At the end of the week we took our gold samples out of the x-ray beam and looked at them with an atomic force microscope.

The sample above is actually a bit junky looking, but has some interesting features. Anyhow, I thought it made a fun enough picture to post. Though the sample appears both flat and clean to the eye (even under a high powered optical microscope), the AFM gives a great deal of detail and features. The terraces are clearly visible in this picture showing that the sample is indeed not extremely flat. There are also small bumps and nodules over the surface and some curious looking little sticks.

We're doing something rather ambitious and, for the moment, it's working. Usually to perform our experiments we need to run at the synchrotron. However, we have our own x-ray source in our lab. It's dismally dim compared to the synchrotron, but it's ours. And as far as rotating anode x-ray sources are concerned, it's actually not too shabby. Our goal : successful surface scattering from our rotating anode.

We've had a huge number of problems in this process.

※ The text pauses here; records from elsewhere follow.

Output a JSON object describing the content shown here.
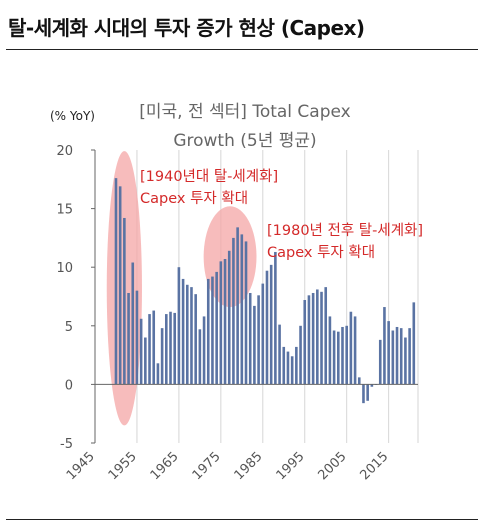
{
  "header": {
    "title": "탈-세계화 시대의 투자 증가 현상 (Capex)"
  },
  "chart_data": {
    "type": "bar",
    "title_lines": [
      "[미국, 전 섹터] Total Capex",
      "Growth (5년 평균)"
    ],
    "ylabel": "(% YoY)",
    "xlabel": "",
    "ylim": [
      -5,
      20
    ],
    "yticks": [
      -5,
      0,
      5,
      10,
      15,
      20
    ],
    "xlim": [
      1945,
      2022
    ],
    "xticks": [
      1945,
      1955,
      1965,
      1975,
      1985,
      1995,
      2005,
      2015
    ],
    "grid": "vertical",
    "bar_color": "#5a73a3",
    "highlight_color": "#f4a6a6",
    "x": [
      1950,
      1951,
      1952,
      1953,
      1954,
      1955,
      1956,
      1957,
      1958,
      1959,
      1960,
      1961,
      1962,
      1963,
      1964,
      1965,
      1966,
      1967,
      1968,
      1969,
      1970,
      1971,
      1972,
      1973,
      1974,
      1975,
      1976,
      1977,
      1978,
      1979,
      1980,
      1981,
      1982,
      1983,
      1984,
      1985,
      1986,
      1987,
      1988,
      1989,
      1990,
      1991,
      1992,
      1993,
      1994,
      1995,
      1996,
      1997,
      1998,
      1999,
      2000,
      2001,
      2002,
      2003,
      2004,
      2005,
      2006,
      2007,
      2008,
      2009,
      2010,
      2011,
      2012,
      2013,
      2014,
      2015,
      2016,
      2017,
      2018,
      2019,
      2020,
      2021
    ],
    "values": [
      17.6,
      16.9,
      14.2,
      7.8,
      10.4,
      8.0,
      5.6,
      4.0,
      6.0,
      6.3,
      1.8,
      4.8,
      6.0,
      6.2,
      6.1,
      10.0,
      9.0,
      8.5,
      8.3,
      7.7,
      4.7,
      5.8,
      9.0,
      9.2,
      9.6,
      10.5,
      10.7,
      11.4,
      12.5,
      13.4,
      12.8,
      12.2,
      7.8,
      6.7,
      7.6,
      8.6,
      9.7,
      10.2,
      11.3,
      5.1,
      3.2,
      2.8,
      2.4,
      3.2,
      5.0,
      7.2,
      7.6,
      7.8,
      8.1,
      7.9,
      8.3,
      5.8,
      4.6,
      4.5,
      4.9,
      5.0,
      6.2,
      5.8,
      0.6,
      -1.6,
      -1.4,
      -0.2,
      0.0,
      3.8,
      6.6,
      5.4,
      4.6,
      4.9,
      4.8,
      4.0,
      4.8,
      7.0
    ],
    "annotations": [
      {
        "lines": [
          "[1940년대 탈-세계화]",
          "Capex 투자 확대"
        ]
      },
      {
        "lines": [
          "[1980년 전후 탈-세계화]",
          "Capex 투자 확대"
        ]
      }
    ],
    "highlights": [
      {
        "x_center": 1952,
        "x_radius": 4.2,
        "y_center": 8.2,
        "y_radius": 11.7
      },
      {
        "x_center": 1977.2,
        "x_radius": 6.3,
        "y_center": 10.9,
        "y_radius": 4.3
      }
    ]
  }
}
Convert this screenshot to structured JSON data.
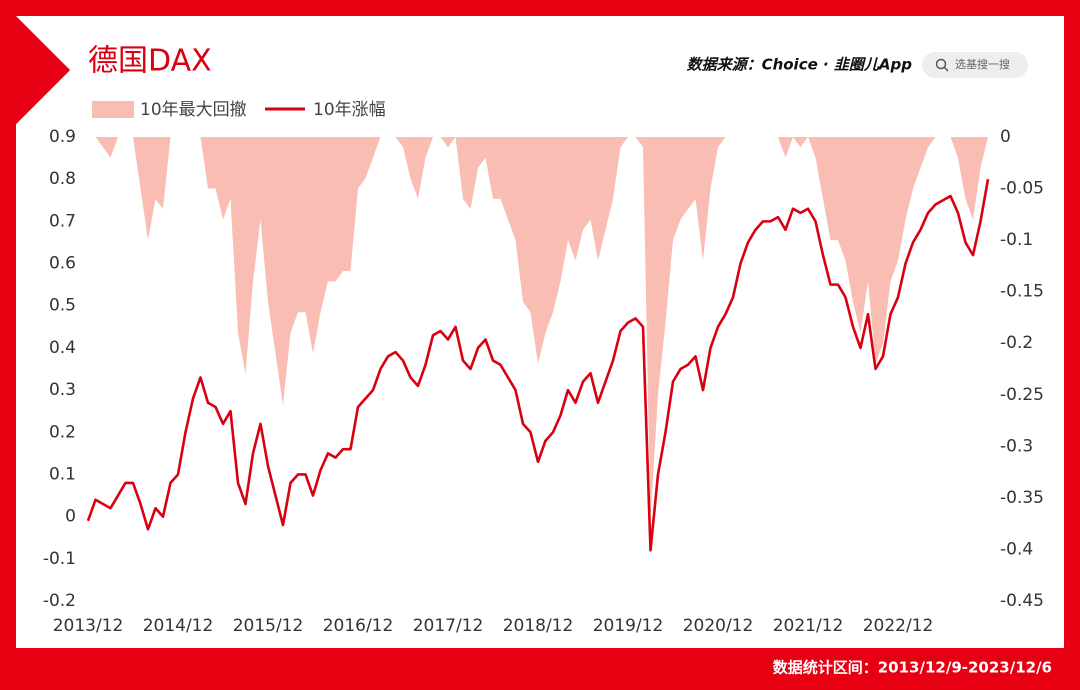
{
  "chart_data": {
    "type": "line",
    "title": "德国DAX",
    "source": "数据来源：Choice · 韭圈儿App",
    "search_placeholder": "选基搜一搜",
    "footnote": "数据统计区间：2013/12/9-2023/12/6",
    "x": [
      "2013/12",
      "2014/01",
      "2014/02",
      "2014/03",
      "2014/04",
      "2014/05",
      "2014/06",
      "2014/07",
      "2014/08",
      "2014/09",
      "2014/10",
      "2014/11",
      "2014/12",
      "2015/01",
      "2015/02",
      "2015/03",
      "2015/04",
      "2015/05",
      "2015/06",
      "2015/07",
      "2015/08",
      "2015/09",
      "2015/10",
      "2015/11",
      "2015/12",
      "2016/01",
      "2016/02",
      "2016/03",
      "2016/04",
      "2016/05",
      "2016/06",
      "2016/07",
      "2016/08",
      "2016/09",
      "2016/10",
      "2016/11",
      "2016/12",
      "2017/01",
      "2017/02",
      "2017/03",
      "2017/04",
      "2017/05",
      "2017/06",
      "2017/07",
      "2017/08",
      "2017/09",
      "2017/10",
      "2017/11",
      "2017/12",
      "2018/01",
      "2018/02",
      "2018/03",
      "2018/04",
      "2018/05",
      "2018/06",
      "2018/07",
      "2018/08",
      "2018/09",
      "2018/10",
      "2018/11",
      "2018/12",
      "2019/01",
      "2019/02",
      "2019/03",
      "2019/04",
      "2019/05",
      "2019/06",
      "2019/07",
      "2019/08",
      "2019/09",
      "2019/10",
      "2019/11",
      "2019/12",
      "2020/01",
      "2020/02",
      "2020/03",
      "2020/04",
      "2020/05",
      "2020/06",
      "2020/07",
      "2020/08",
      "2020/09",
      "2020/10",
      "2020/11",
      "2020/12",
      "2021/01",
      "2021/02",
      "2021/03",
      "2021/04",
      "2021/05",
      "2021/06",
      "2021/07",
      "2021/08",
      "2021/09",
      "2021/10",
      "2021/11",
      "2021/12",
      "2022/01",
      "2022/02",
      "2022/03",
      "2022/04",
      "2022/05",
      "2022/06",
      "2022/07",
      "2022/08",
      "2022/09",
      "2022/10",
      "2022/11",
      "2022/12",
      "2023/01",
      "2023/02",
      "2023/03",
      "2023/04",
      "2023/05",
      "2023/06",
      "2023/07",
      "2023/08",
      "2023/09",
      "2023/10",
      "2023/11",
      "2023/12"
    ],
    "xticks": [
      "2013/12",
      "2014/12",
      "2015/12",
      "2016/12",
      "2017/12",
      "2018/12",
      "2019/12",
      "2020/12",
      "2021/12",
      "2022/12"
    ],
    "ylim": [
      -0.2,
      0.9
    ],
    "yticks": [
      0.9,
      0.8,
      0.7,
      0.6,
      0.5,
      0.4,
      0.3,
      0.2,
      0.1,
      0,
      -0.1,
      -0.2
    ],
    "y2lim": [
      -0.45,
      0
    ],
    "y2ticks": [
      0,
      -0.05,
      -0.1,
      -0.15,
      -0.2,
      -0.25,
      -0.3,
      -0.35,
      -0.4,
      -0.45
    ],
    "grid": false,
    "series": [
      {
        "name": "10年最大回撤",
        "type": "area",
        "axis": "y2",
        "color": "#f9bdb4",
        "values": [
          0,
          0,
          -0.01,
          -0.02,
          0,
          0,
          0,
          -0.05,
          -0.1,
          -0.06,
          -0.07,
          0,
          0,
          0,
          0,
          0,
          -0.05,
          -0.05,
          -0.08,
          -0.06,
          -0.19,
          -0.23,
          -0.14,
          -0.08,
          -0.16,
          -0.21,
          -0.26,
          -0.19,
          -0.17,
          -0.17,
          -0.21,
          -0.17,
          -0.14,
          -0.14,
          -0.13,
          -0.13,
          -0.05,
          -0.04,
          -0.02,
          0,
          0,
          0,
          -0.01,
          -0.04,
          -0.06,
          -0.02,
          0,
          0,
          -0.01,
          0,
          -0.06,
          -0.07,
          -0.03,
          -0.02,
          -0.06,
          -0.06,
          -0.08,
          -0.1,
          -0.16,
          -0.17,
          -0.22,
          -0.19,
          -0.17,
          -0.14,
          -0.1,
          -0.12,
          -0.09,
          -0.08,
          -0.12,
          -0.09,
          -0.06,
          -0.01,
          0,
          0,
          -0.01,
          -0.37,
          -0.25,
          -0.18,
          -0.1,
          -0.08,
          -0.07,
          -0.06,
          -0.12,
          -0.05,
          -0.01,
          0,
          0,
          0,
          0,
          0,
          0,
          0,
          0,
          -0.02,
          0,
          -0.01,
          0,
          -0.02,
          -0.06,
          -0.1,
          -0.1,
          -0.12,
          -0.16,
          -0.19,
          -0.14,
          -0.22,
          -0.2,
          -0.14,
          -0.12,
          -0.08,
          -0.05,
          -0.03,
          -0.01,
          0,
          0,
          0,
          -0.02,
          -0.06,
          -0.08,
          -0.03,
          0
        ]
      },
      {
        "name": "10年涨幅",
        "type": "line",
        "axis": "y",
        "color": "#d9000f",
        "values": [
          -0.01,
          0.04,
          0.03,
          0.02,
          0.05,
          0.08,
          0.08,
          0.03,
          -0.03,
          0.02,
          0,
          0.08,
          0.1,
          0.2,
          0.28,
          0.33,
          0.27,
          0.26,
          0.22,
          0.25,
          0.08,
          0.03,
          0.15,
          0.22,
          0.12,
          0.05,
          -0.02,
          0.08,
          0.1,
          0.1,
          0.05,
          0.11,
          0.15,
          0.14,
          0.16,
          0.16,
          0.26,
          0.28,
          0.3,
          0.35,
          0.38,
          0.39,
          0.37,
          0.33,
          0.31,
          0.36,
          0.43,
          0.44,
          0.42,
          0.45,
          0.37,
          0.35,
          0.4,
          0.42,
          0.37,
          0.36,
          0.33,
          0.3,
          0.22,
          0.2,
          0.13,
          0.18,
          0.2,
          0.24,
          0.3,
          0.27,
          0.32,
          0.34,
          0.27,
          0.32,
          0.37,
          0.44,
          0.46,
          0.47,
          0.45,
          -0.08,
          0.1,
          0.2,
          0.32,
          0.35,
          0.36,
          0.38,
          0.3,
          0.4,
          0.45,
          0.48,
          0.52,
          0.6,
          0.65,
          0.68,
          0.7,
          0.7,
          0.71,
          0.68,
          0.73,
          0.72,
          0.73,
          0.7,
          0.62,
          0.55,
          0.55,
          0.52,
          0.45,
          0.4,
          0.48,
          0.35,
          0.38,
          0.48,
          0.52,
          0.6,
          0.65,
          0.68,
          0.72,
          0.74,
          0.75,
          0.76,
          0.72,
          0.65,
          0.62,
          0.7,
          0.8
        ]
      }
    ]
  }
}
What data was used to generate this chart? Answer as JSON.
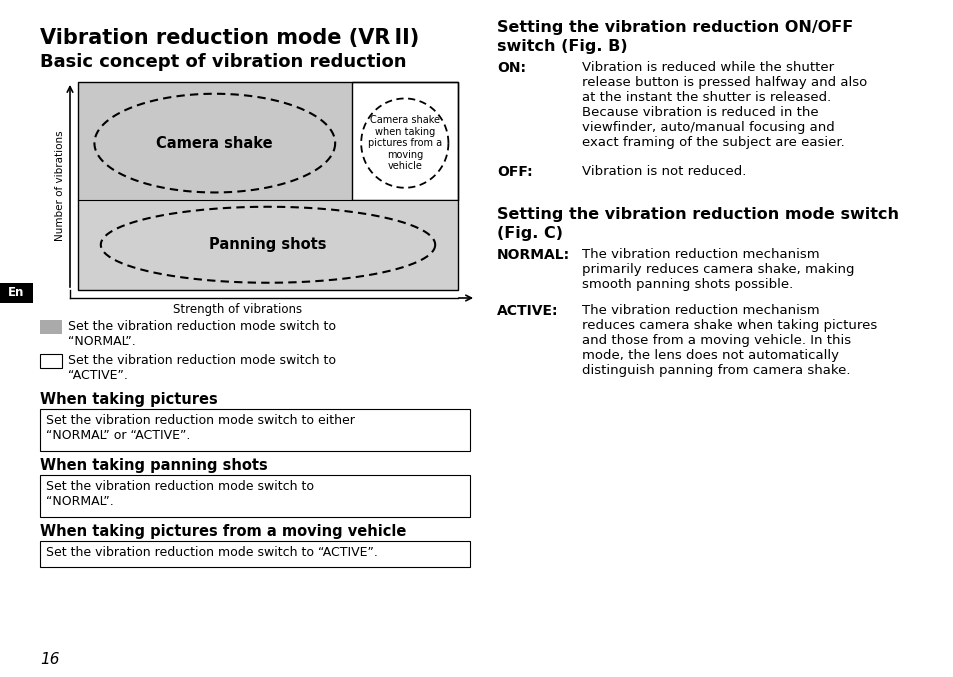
{
  "bg_color": "#ffffff",
  "page_number": "16",
  "title_line1": "Vibration reduction mode (VR II)",
  "title_line2": "Basic concept of vibration reduction",
  "diagram": {
    "gray_color": "#cccccc",
    "lower_gray_color": "#d4d4d4",
    "x_label": "Strength of vibrations",
    "y_label": "Number of vibrations",
    "camera_shake_label": "Camera shake",
    "panning_shots_label": "Panning shots",
    "small_ellipse_label": "Camera shake\nwhen taking\npictures from a\nmoving\nvehicle"
  },
  "legend_normal_text": "Set the vibration reduction mode switch to\n“NORMAL”.",
  "legend_active_text": "Set the vibration reduction mode switch to\n“ACTIVE”.",
  "sections": [
    {
      "heading": "When taking pictures",
      "body": "Set the vibration reduction mode switch to either\n“NORMAL” or “ACTIVE”."
    },
    {
      "heading": "When taking panning shots",
      "body": "Set the vibration reduction mode switch to\n“NORMAL”."
    },
    {
      "heading": "When taking pictures from a moving vehicle",
      "body": "Set the vibration reduction mode switch to “ACTIVE”."
    }
  ],
  "right_title1_line1": "Setting the vibration reduction ON/OFF",
  "right_title1_line2": "switch (Fig. B)",
  "on_label": "ON",
  "on_text": "Vibration is reduced while the shutter\nrelease button is pressed halfway and also\nat the instant the shutter is released.\nBecause vibration is reduced in the\nviewfinder, auto/manual focusing and\nexact framing of the subject are easier.",
  "off_label": "OFF",
  "off_text": "Vibration is not reduced.",
  "right_title2_line1": "Setting the vibration reduction mode switch",
  "right_title2_line2": "(Fig. C)",
  "normal_label": "NORMAL",
  "normal_text": "The vibration reduction mechanism\nprimarily reduces camera shake, making\nsmooth panning shots possible.",
  "active_label": "ACTIVE",
  "active_text": "The vibration reduction mechanism\nreduces camera shake when taking pictures\nand those from a moving vehicle. In this\nmode, the lens does not automatically\ndistinguish panning from camera shake."
}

I'd hoped to start taking data on Saturday, however it wasn't until today that we actually got really started. In all honesty, the solution to our final problem turned out to be double-sticky tape. Don't ask.

And so... here it is :



The smallish bump on the left indicates a well ordered surface, though it doesn't tell us exactly what the surface is. The bump on the right is a little more important. The only reason it should be there, and so strong, is if there is a hexagonal surface layer of gold on top. The fact that we're able to get both signals at once, from our little rotating anode x-ray machine, is very nice. The fact that we've got it will let us do further experiments without actually having to go to the Advanced Photon Source (well, as much).

In order to get this signal we have to run our machine at full power (12 kWatts), optimize all the positions and slits to minimize noise, flood the entire beampath with Helium gas to cut down on parasitic air scattering, and more. And of course... we've got to have a reasonably well prepared sample in the first place. The fact that we're using gold, where each atom has a large number of electrons, also helps us a great deal.

I've been a bit busy with things at the lab since we returned from our road trip last month. Many things have been unattended, and while I've actually written a few entries for the blog, they've never actually been posted. So kind readers (both of you), please excuse a few back dated posts.

We've been trying to wrap up our experiments with gold surfaces, at least to the point of having a good story worth writing. It's there, we just need a little extra work to have it all tied together nicely. There's usually some question of where to draw the line and write up your results. It would always be better to have and know more about what you're studying, but it also would never get published. The reverse of writing up every little step of progress is also to be avoided. In the words of Pliny the Elder, "...do what is worth being written, and write what is worth being read." (or something to that affect).

So we have decided on exactly what we need to put in our current paper and are attempting just such an experiment. The really exciting thing is that we've figured out a way to do it in our own lab! We have a rotating anode x-ray source set up with a full 4-circle diffractometer. Normally this is used to test things out before running at the synchrotron and provides us a nice way to characterize our sample quality ahead of time. However despite this being a very bright rotating anode source, it is still dismally dim compared to the synchrotron (ballpark, let's say a million times less photons). It also is essentially only capable of making a handful of different photon energies and changing between the energies requires a few days of effort.

But, let's say you already know almost everything you need to know. AND you've figured out exactly what you want to study, knowing exactly where you should find it. At the beamline this could be done with a scan that takes... let's say a minute. While synchrotron time is expensive, rare, and better used for other things, we can run our own dim x-ray source as long as we wish. So, that 1 minute stretches to an hour, which stretches to days, and ultimately let's say a week. That puts us at a factor of 1/10 the signal we could get during one of our beamline experiments and is entirely within acceptable limits!

We tested it this weekend and were successful at seeing the signal on a test sample! So at this point we need to get a good sample in the our beam. I prepared a sample all weekend and then tragedy struck this morning. While making the final adjustments before putting the sample in the experiment, I shattered the quartz and dropped the sample. Gold single crystals have a consistency very similar to butter. The fall from a few feet was enough to obliterate my precious (golum!). So, sadly, I'm preparing a new sample. Hopefully we can try tomorrow to start the experiment here.

Once we've done this, we're fairly confident that we can write up our results well enough. We've also been doing some very different experiments that confirm what we've already seen. It's certainly nice to have the extra proof, we're hoping to extend this in a new direction not previously possible. The new experiments involve a great deal of vacuum work. Instead of x-ray diffraction and scanning microscopy, I've been trying electron diffraction and photo-electron spectroscopy! Both are quite nice and deserve a bit of explanation, though I'm afraid that will have to wait a bit. However, you can see an example of the electron diffraction in the titlebar-mosaic above. It's the first picture on the far left.